What are the 3 new marketing realities?
- Technology
- Globalisation
- Social responsibility
What are the effects of the new marketing realities on the consumer and the company?
- New consumer abilities
- search, communicate and purchase on the go
- share opinions on social media and express loyalty - New company abilities
- use internet as information and sales channel
- collect fuller info about markets, consumers, prospects, competitors
- can reach customers quickly and efficiently via social media
- can improve purchasing, recruiting and training
Define competition.
All the actual and potential rival offerings and substitutes a buyer might consider.
What is needed to create efficient marketing channels?
- Analyse customer needs
- Setting channel objectives
- regularly check channel performance
What are upstream and downstream partners?
Upstream partners = expertise to create a product or service (raw materials, suppliers, components)
Downstream partners = marketing/distribution channels that look toward the customers
Define “demand chain view”.
‘sense and respond’ planning starts with the needs of the target consumer. The firm responds to these needs by organising a chain of resources and activities in order to create customer value.

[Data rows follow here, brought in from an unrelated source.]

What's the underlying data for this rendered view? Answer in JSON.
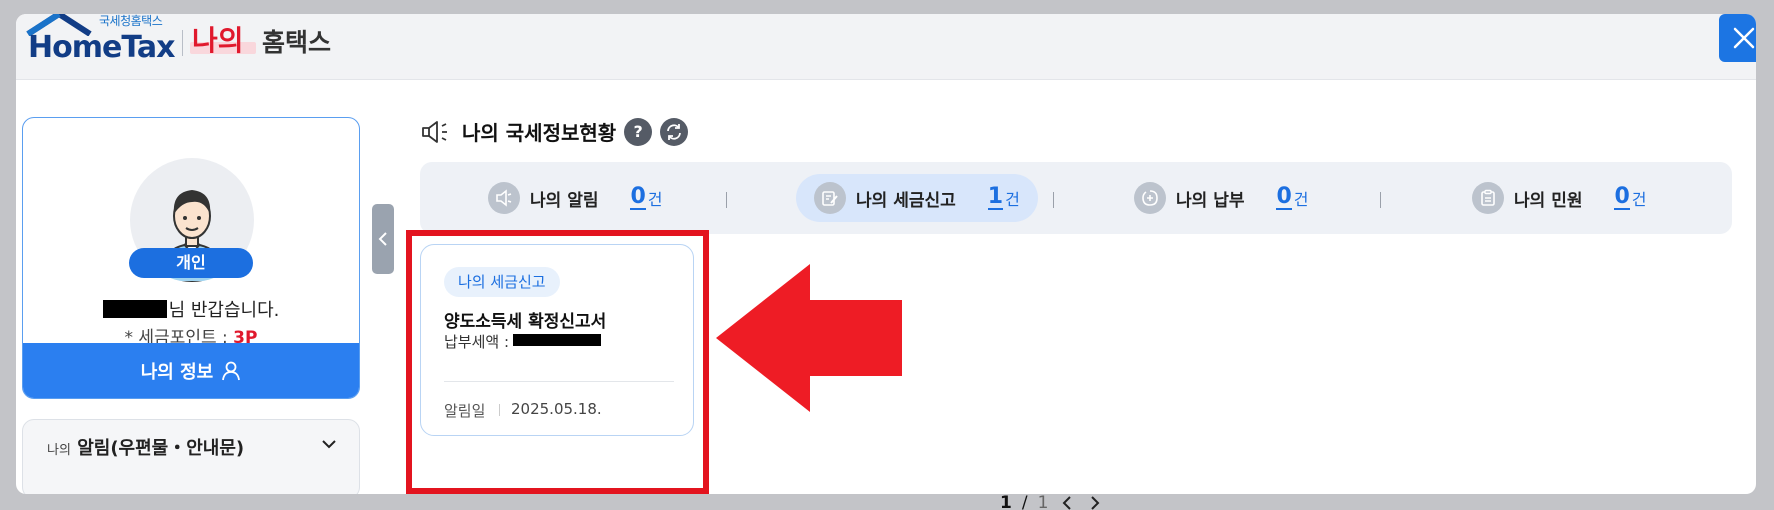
{
  "header": {
    "logo_sub": "국세청홈택스",
    "logo_main": "HomeTax",
    "title_my": "나의",
    "title_rest": "홈택스"
  },
  "profile": {
    "type_badge": "개인",
    "greeting_suffix": "님 반갑습니다.",
    "points_label": "* 세금포인트 :",
    "points_value": "3P",
    "my_info_button": "나의 정보"
  },
  "notice_panel": {
    "title_small": "나의",
    "title_main": "알림(우편물・안내문)"
  },
  "section": {
    "title": "나의 국세정보현황"
  },
  "status_items": [
    {
      "label": "나의 알림",
      "count": "0",
      "unit": "건",
      "icon": "megaphone-icon"
    },
    {
      "label": "나의 세금신고",
      "count": "1",
      "unit": "건",
      "icon": "edit-document-icon"
    },
    {
      "label": "나의 납부",
      "count": "0",
      "unit": "건",
      "icon": "payment-icon"
    },
    {
      "label": "나의 민원",
      "count": "0",
      "unit": "건",
      "icon": "clipboard-icon"
    }
  ],
  "card": {
    "tag": "나의 세금신고",
    "title": "양도소득세 확정신고서",
    "sub_label": "납부세액 :",
    "date_label": "알림일",
    "date": "2025.05.18."
  },
  "pagination": {
    "current": "1",
    "total": "1"
  },
  "colors": {
    "brand_blue": "#1c6fe0",
    "accent_red": "#e0192d",
    "highlight_red": "#e3141f"
  }
}
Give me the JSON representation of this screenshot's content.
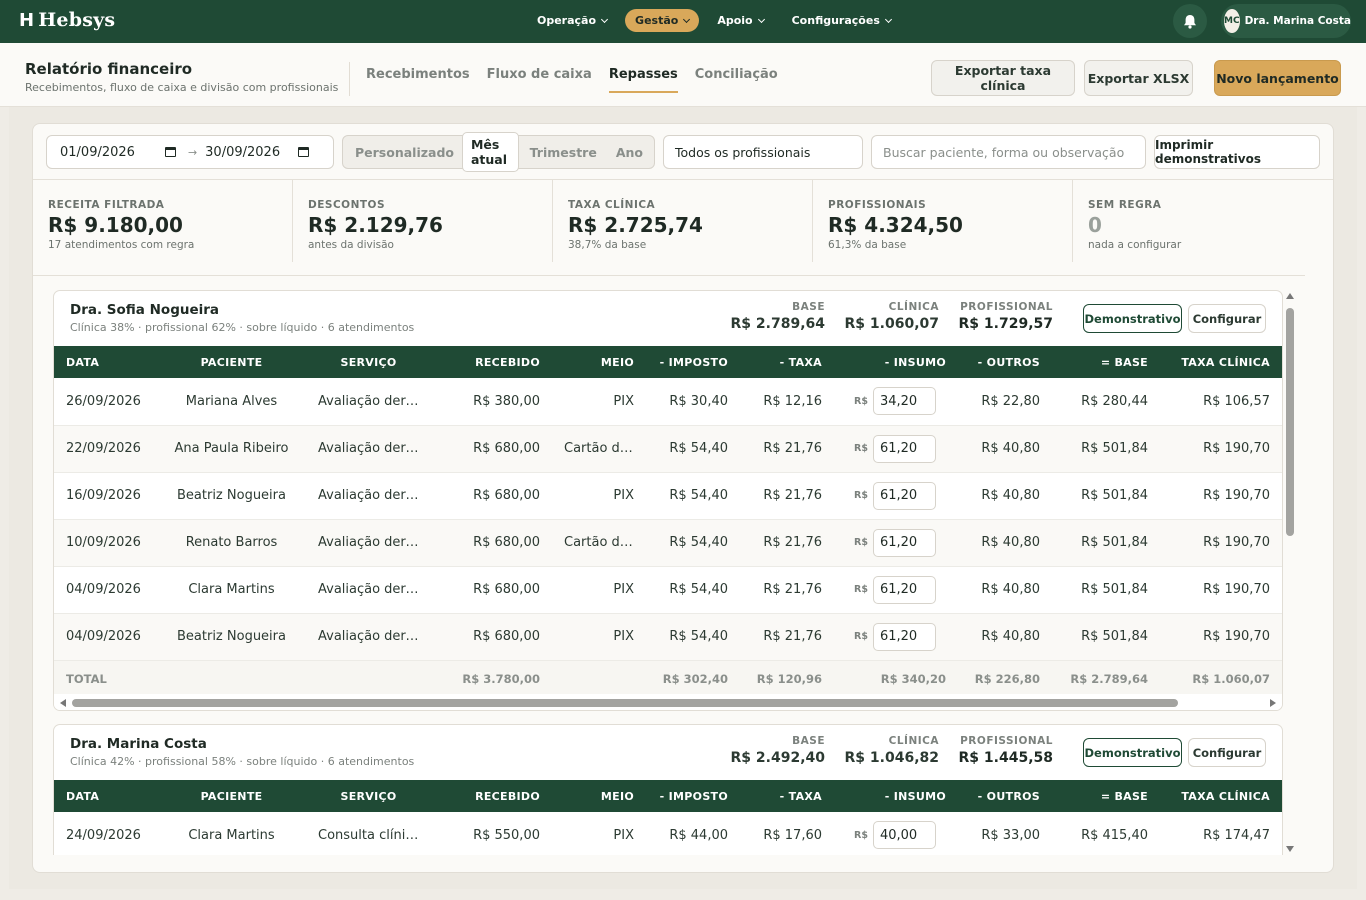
{
  "app": {
    "name": "Hebsys"
  },
  "nav": {
    "items": [
      {
        "label": "Operação",
        "active": false
      },
      {
        "label": "Gestão",
        "active": true
      },
      {
        "label": "Apoio",
        "active": false
      },
      {
        "label": "Configurações",
        "active": false
      }
    ],
    "user": {
      "initials": "MC",
      "name": "Dra. Marina Costa"
    },
    "icons": {
      "notifications": "bell-icon"
    }
  },
  "header": {
    "title": "Relatório financeiro",
    "subtitle": "Recebimentos, fluxo de caixa e divisão com profissionais",
    "tabs": [
      {
        "label": "Recebimentos",
        "active": false
      },
      {
        "label": "Fluxo de caixa",
        "active": false
      },
      {
        "label": "Repasses",
        "active": true
      },
      {
        "label": "Conciliação",
        "active": false
      }
    ],
    "buttons": {
      "export_fee": "Exportar taxa clínica",
      "export_xlsx": "Exportar XLSX",
      "new_entry": "Novo lançamento"
    }
  },
  "filters": {
    "date_from": "01/09/2026",
    "date_sep": "→",
    "date_to": "30/09/2026",
    "periods": [
      {
        "label": "Personalizado",
        "active": false
      },
      {
        "label": "Mês atual",
        "active": true
      },
      {
        "label": "Trimestre",
        "active": false
      },
      {
        "label": "Ano",
        "active": false
      }
    ],
    "professional_select": "Todos os profissionais",
    "search_placeholder": "Buscar paciente, forma ou observação",
    "print_button": "Imprimir demonstrativos"
  },
  "kpis": [
    {
      "label": "RECEITA FILTRADA",
      "value": "R$ 9.180,00",
      "sub": "17 atendimentos com regra"
    },
    {
      "label": "DESCONTOS",
      "value": "R$ 2.129,76",
      "sub": "antes da divisão"
    },
    {
      "label": "TAXA CLÍNICA",
      "value": "R$ 2.725,74",
      "sub": "38,7% da base"
    },
    {
      "label": "PROFISSIONAIS",
      "value": "R$ 4.324,50",
      "sub": "61,3% da base"
    },
    {
      "label": "SEM REGRA",
      "value": "0",
      "sub": "nada a configurar"
    }
  ],
  "table_headers": [
    "DATA",
    "PACIENTE",
    "SERVIÇO",
    "RECEBIDO",
    "MEIO",
    "- IMPOSTO",
    "- TAXA",
    "- INSUMO",
    "- OUTROS",
    "= BASE",
    "TAXA CLÍNICA"
  ],
  "currency_prefix": "R$",
  "group_labels": {
    "base": "BASE",
    "clinic": "CLÍNICA",
    "professional": "PROFISSIONAL",
    "statement": "Demonstrativo",
    "configure": "Configurar",
    "total": "TOTAL"
  },
  "groups": [
    {
      "name": "Dra. Sofia Nogueira",
      "subtitle": "Clínica 38% · profissional 62% · sobre líquido · 6 atendimentos",
      "base": "R$ 2.789,64",
      "clinic": "R$ 1.060,07",
      "professional": "R$ 1.729,57",
      "rows": [
        [
          "26/09/2026",
          "Mariana Alves",
          "Avaliação dermat...",
          "R$ 380,00",
          "PIX",
          "R$ 30,40",
          "R$ 12,16",
          "34,20",
          "R$ 22,80",
          "R$ 280,44",
          "R$ 106,57"
        ],
        [
          "22/09/2026",
          "Ana Paula Ribeiro",
          "Avaliação dermat...",
          "R$ 680,00",
          "Cartão de ...",
          "R$ 54,40",
          "R$ 21,76",
          "61,20",
          "R$ 40,80",
          "R$ 501,84",
          "R$ 190,70"
        ],
        [
          "16/09/2026",
          "Beatriz Nogueira",
          "Avaliação dermat...",
          "R$ 680,00",
          "PIX",
          "R$ 54,40",
          "R$ 21,76",
          "61,20",
          "R$ 40,80",
          "R$ 501,84",
          "R$ 190,70"
        ],
        [
          "10/09/2026",
          "Renato Barros",
          "Avaliação dermat...",
          "R$ 680,00",
          "Cartão de ...",
          "R$ 54,40",
          "R$ 21,76",
          "61,20",
          "R$ 40,80",
          "R$ 501,84",
          "R$ 190,70"
        ],
        [
          "04/09/2026",
          "Clara Martins",
          "Avaliação dermat...",
          "R$ 680,00",
          "PIX",
          "R$ 54,40",
          "R$ 21,76",
          "61,20",
          "R$ 40,80",
          "R$ 501,84",
          "R$ 190,70"
        ],
        [
          "04/09/2026",
          "Beatriz Nogueira",
          "Avaliação dermat...",
          "R$ 680,00",
          "PIX",
          "R$ 54,40",
          "R$ 21,76",
          "61,20",
          "R$ 40,80",
          "R$ 501,84",
          "R$ 190,70"
        ]
      ],
      "totals": [
        "R$ 3.780,00",
        "R$ 302,40",
        "R$ 120,96",
        "R$ 340,20",
        "R$ 226,80",
        "R$ 2.789,64",
        "R$ 1.060,07"
      ]
    },
    {
      "name": "Dra. Marina Costa",
      "subtitle": "Clínica 42% · profissional 58% · sobre líquido · 6 atendimentos",
      "base": "R$ 2.492,40",
      "clinic": "R$ 1.046,82",
      "professional": "R$ 1.445,58",
      "rows": [
        [
          "24/09/2026",
          "Clara Martins",
          "Consulta clínica",
          "R$ 550,00",
          "PIX",
          "R$ 44,00",
          "R$ 17,60",
          "40,00",
          "R$ 33,00",
          "R$ 415,40",
          "R$ 174,47"
        ]
      ],
      "totals": []
    }
  ],
  "colors": {
    "primary": "#1f4a35",
    "accent": "#d9a85a",
    "background": "#efece6"
  }
}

What is a”value delivery network?”
A network composed of everyone, company , suppliers, distributors, customers improving performance of the entire system in delivering customer value.
What are intermediairies?
A channel partner that offers greater efficiency in making goods available to target markets. Through their contacts, experience, specialisation, intermediaries usually offer the firm more than it can achieve on its own.
Marketing channels consist of …
firms that have partnered for their common good, with each member playing a specialised role.
What is channel conflict?
Disagreement among marketing channel members on goals, roles and rewards.

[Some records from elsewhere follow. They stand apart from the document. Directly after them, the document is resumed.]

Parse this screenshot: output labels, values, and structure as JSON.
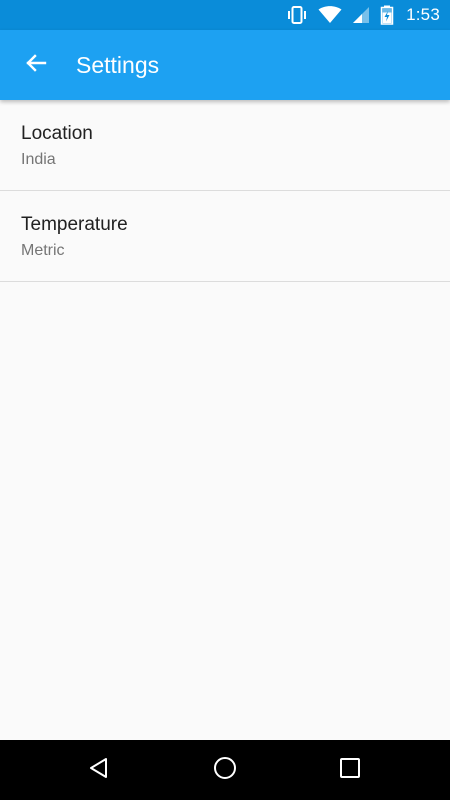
{
  "status_bar": {
    "time": "1:53",
    "icons": [
      "vibrate-icon",
      "wifi-icon",
      "signal-icon",
      "battery-charging-icon"
    ]
  },
  "app_bar": {
    "back_icon": "arrow-back-icon",
    "title": "Settings",
    "color": "#1da1f2"
  },
  "settings": {
    "items": [
      {
        "title": "Location",
        "summary": "India"
      },
      {
        "title": "Temperature",
        "summary": "Metric"
      }
    ]
  },
  "nav_bar": {
    "icons": [
      "back-triangle-icon",
      "home-circle-icon",
      "recents-square-icon"
    ]
  }
}
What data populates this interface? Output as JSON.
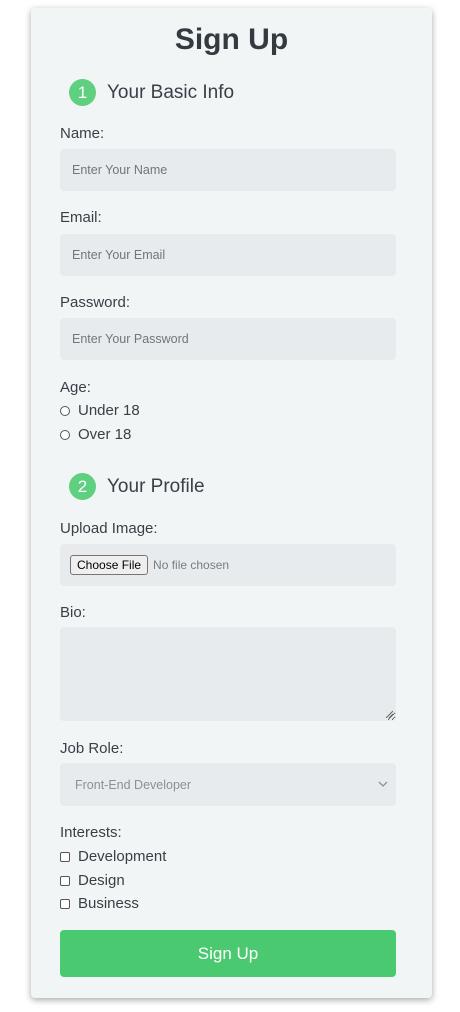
{
  "title": "Sign Up",
  "section1": {
    "number": "1",
    "title": "Your Basic Info"
  },
  "name": {
    "label": "Name:",
    "placeholder": "Enter Your Name"
  },
  "email": {
    "label": "Email:",
    "placeholder": "Enter Your Email"
  },
  "password": {
    "label": "Password:",
    "placeholder": "Enter Your Password"
  },
  "age": {
    "label": "Age:",
    "options": [
      "Under 18",
      "Over 18"
    ]
  },
  "section2": {
    "number": "2",
    "title": "Your Profile"
  },
  "upload": {
    "label": "Upload Image:",
    "button": "Choose File",
    "status": "No file chosen"
  },
  "bio": {
    "label": "Bio:"
  },
  "job_role": {
    "label": "Job Role:",
    "selected": "Front-End Developer"
  },
  "interests": {
    "label": "Interests:",
    "options": [
      "Development",
      "Design",
      "Business"
    ]
  },
  "submit_label": "Sign Up",
  "colors": {
    "accent": "#4bc970",
    "card_bg": "#f2f5f6",
    "field_bg": "#e8ebed"
  }
}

What types of channel conflict are there?
- Horizontal conflict (refers to firms that offer same type of products and services)
- Vertical conflict (members on a different level)
What are conventional distribution channels?
consists of one or more independent producers, wholesalers and retailers. Each have a separate business seeking to maximise its own profits even at the expense of profits of the whole system.
How can channel members add value?
- From an economic view, intermediaries transform the assortment of products into assortments wanted by consumer.
- By bridging the major time and possession gaps that separate goods/services from those who would use them.
How can channel members add value?
- From an economic view, intermediaries transform the assortment of products into assortments wanted by consumer.
- By bridging the major time and possession gaps that separate goods/services from those who would use them.
- Distributors reduce the number of channel transactions
When should you use different channels?
The customer decides how they want their product. The customer buying direct, knows exactly what they want. When you get to the retailer, someone wants advice/guidance. In case of a wholesaler, they may have more information on the retail market.
What are vertical marketing systems?
A unified systems that provide channel leadership and consist of producers, wholesalers and retailers.
What are the 3 types of vertical marketing systems
- Corporate marketing systems
- Contractual marketing systems
- Administered marketing systems
What is a horizontal marketing system?
When two or more companies at one level join together to follow a new marketing opportunity. Companies combine financial, production or marketing resources to accomplish more than any one company could alone.